7h58 ce samedi-là par Christophe Muller
De la part d'un réalisateur de plus de 80 ans, même de renommée comme c'est le cas avec Sidney Lumet, on pouvait en toute logique s'attendre à un film "pépère". Mais si on adopte un tel point de vue, "7h58 ce Samedi-là" (comment ne pas préférer le titre original : "Before the Devil knows you're dead") a de quoi surprendre car il n'en est rien du tout, comme si le "vieux" avait voulu démontrer qu'il n'était pas encore fini. Ce film est même à considérer parmi les plus grandes réussites au sein d'une carrière qui a plus de 50 ans au compteur, au côté de "Serpico" ou "Un Après-Midi de Chien" qui remontent tous les deux au début des années 70. Et si Pacino a cédé la place à d'autres acteurs, le casting est ici également de haut niveau, et pas seulement grâce à Philip Seymour Hoffman qui n'a plus rien à prouver. Il se révèle certes une nouvelle fois épatant, mais c'est aussi le cas d'Ethan Hawke dans le rôle de son frérot légèrement benêt, tout comme le reste des interprètes.
La base de l'histoire est assez trompeuse, avec ces deux frères qui planifient le braquage de la bijouterie familiale, comptant sur les assurances pour venir à bout d'éventuels scrupules qui pourraient encore les retenir.
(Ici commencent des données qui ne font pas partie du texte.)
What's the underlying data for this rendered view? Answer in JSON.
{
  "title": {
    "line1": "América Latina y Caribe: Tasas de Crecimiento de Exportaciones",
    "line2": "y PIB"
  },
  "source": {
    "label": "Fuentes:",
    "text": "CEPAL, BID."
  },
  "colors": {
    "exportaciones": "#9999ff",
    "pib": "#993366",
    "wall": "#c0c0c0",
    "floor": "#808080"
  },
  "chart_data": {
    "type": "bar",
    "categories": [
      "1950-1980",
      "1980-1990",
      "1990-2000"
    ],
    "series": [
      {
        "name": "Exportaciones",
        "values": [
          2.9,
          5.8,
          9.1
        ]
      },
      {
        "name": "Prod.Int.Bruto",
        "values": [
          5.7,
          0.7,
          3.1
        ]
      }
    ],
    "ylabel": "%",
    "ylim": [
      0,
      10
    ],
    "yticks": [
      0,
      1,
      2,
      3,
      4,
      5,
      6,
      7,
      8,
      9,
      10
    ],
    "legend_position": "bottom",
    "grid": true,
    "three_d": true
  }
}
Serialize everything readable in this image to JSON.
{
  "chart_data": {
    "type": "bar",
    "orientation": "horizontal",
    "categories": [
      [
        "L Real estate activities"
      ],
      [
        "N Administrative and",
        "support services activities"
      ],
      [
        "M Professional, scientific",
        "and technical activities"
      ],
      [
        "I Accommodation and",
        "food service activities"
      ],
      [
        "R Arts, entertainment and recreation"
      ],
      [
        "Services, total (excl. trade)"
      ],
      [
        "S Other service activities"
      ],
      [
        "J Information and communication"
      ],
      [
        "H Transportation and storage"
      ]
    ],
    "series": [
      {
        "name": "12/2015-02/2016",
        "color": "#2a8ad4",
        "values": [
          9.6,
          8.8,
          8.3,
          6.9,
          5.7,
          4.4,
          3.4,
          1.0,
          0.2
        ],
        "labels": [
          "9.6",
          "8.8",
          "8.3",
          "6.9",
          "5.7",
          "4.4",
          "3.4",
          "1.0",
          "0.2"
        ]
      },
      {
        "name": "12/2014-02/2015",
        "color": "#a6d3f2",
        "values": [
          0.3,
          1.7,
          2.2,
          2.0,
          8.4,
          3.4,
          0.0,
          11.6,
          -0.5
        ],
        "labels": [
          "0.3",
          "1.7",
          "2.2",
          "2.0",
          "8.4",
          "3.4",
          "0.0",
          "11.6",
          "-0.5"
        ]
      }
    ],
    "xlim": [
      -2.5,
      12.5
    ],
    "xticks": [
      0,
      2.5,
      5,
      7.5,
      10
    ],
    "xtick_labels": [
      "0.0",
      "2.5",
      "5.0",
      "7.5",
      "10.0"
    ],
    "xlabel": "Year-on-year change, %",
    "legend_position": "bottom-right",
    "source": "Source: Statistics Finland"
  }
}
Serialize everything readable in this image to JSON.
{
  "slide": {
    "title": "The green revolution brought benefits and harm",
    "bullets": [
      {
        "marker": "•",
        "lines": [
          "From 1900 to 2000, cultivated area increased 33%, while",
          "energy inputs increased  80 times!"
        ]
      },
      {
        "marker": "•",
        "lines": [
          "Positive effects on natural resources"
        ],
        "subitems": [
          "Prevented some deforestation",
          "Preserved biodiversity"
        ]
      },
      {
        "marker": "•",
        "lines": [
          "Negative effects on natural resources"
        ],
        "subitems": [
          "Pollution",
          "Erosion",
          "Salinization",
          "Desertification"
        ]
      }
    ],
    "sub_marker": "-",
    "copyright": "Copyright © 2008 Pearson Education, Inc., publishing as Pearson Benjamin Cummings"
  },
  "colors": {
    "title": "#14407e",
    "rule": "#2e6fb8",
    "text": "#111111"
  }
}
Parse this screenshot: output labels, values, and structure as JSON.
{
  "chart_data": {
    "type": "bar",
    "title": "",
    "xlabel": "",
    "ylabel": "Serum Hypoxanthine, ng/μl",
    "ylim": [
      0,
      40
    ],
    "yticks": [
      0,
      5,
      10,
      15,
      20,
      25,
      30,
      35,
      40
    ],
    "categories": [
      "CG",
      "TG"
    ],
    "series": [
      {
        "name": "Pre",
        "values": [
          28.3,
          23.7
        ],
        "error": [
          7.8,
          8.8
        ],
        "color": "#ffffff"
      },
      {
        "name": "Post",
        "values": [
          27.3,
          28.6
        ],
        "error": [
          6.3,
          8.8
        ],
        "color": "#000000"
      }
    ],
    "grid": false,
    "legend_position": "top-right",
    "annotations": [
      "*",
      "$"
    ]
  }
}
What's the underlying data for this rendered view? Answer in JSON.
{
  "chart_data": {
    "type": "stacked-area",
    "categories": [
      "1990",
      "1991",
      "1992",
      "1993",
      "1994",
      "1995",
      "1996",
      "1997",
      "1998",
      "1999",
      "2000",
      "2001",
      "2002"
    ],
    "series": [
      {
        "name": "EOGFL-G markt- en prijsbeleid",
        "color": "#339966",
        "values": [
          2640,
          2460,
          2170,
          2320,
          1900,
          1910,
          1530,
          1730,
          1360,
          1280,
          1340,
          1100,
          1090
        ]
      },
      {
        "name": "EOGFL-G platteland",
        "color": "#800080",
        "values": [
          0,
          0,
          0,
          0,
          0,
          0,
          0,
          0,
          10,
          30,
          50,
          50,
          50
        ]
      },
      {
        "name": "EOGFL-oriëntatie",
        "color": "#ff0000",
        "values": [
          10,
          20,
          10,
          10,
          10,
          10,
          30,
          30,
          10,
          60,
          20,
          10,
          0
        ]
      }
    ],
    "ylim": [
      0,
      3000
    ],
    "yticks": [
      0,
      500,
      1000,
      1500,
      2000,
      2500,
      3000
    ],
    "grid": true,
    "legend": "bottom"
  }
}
De tels personnages, on en a croisé des tas sur pellicule, se croyant rusés mais s'avérant en fin de compte n'être que des losers pathétiques lancés dans un coup foireux qui aura vite fait de les dépasser. Mais la dramaturgie véhiculée par le scénario est bousculée par une mise en scène astucieuse, en adoptant de nombreux retours en arrière subtilement placés qui suivent tour à tour le point de vue de l'un des personnages, en révélant à chaque fois un peu plus sur ce qui les a tous amenés à une situation de non-retour. On découvre alors au fur et à mesure de la narration que les événements ne sont en fait qu'un prétexte destiné à disséquer la psyché malmenée d'une famille.
Notre regard change en même temps que les démons ressurgissent, et que nous sommes les témoins des réactions en chaîne provoquées par le larcin de départ. Ce dernier est responsable de l'explosion du peu de liant qui restait au sein de la cellule familiale. Les personnages, par leurs mauvais choix face aux pressions quotidiennes de toutes sortes, se transforment par-là même bien malgré eux en d’authentiques héros de tragédie, conduits inéluctablement au désastre.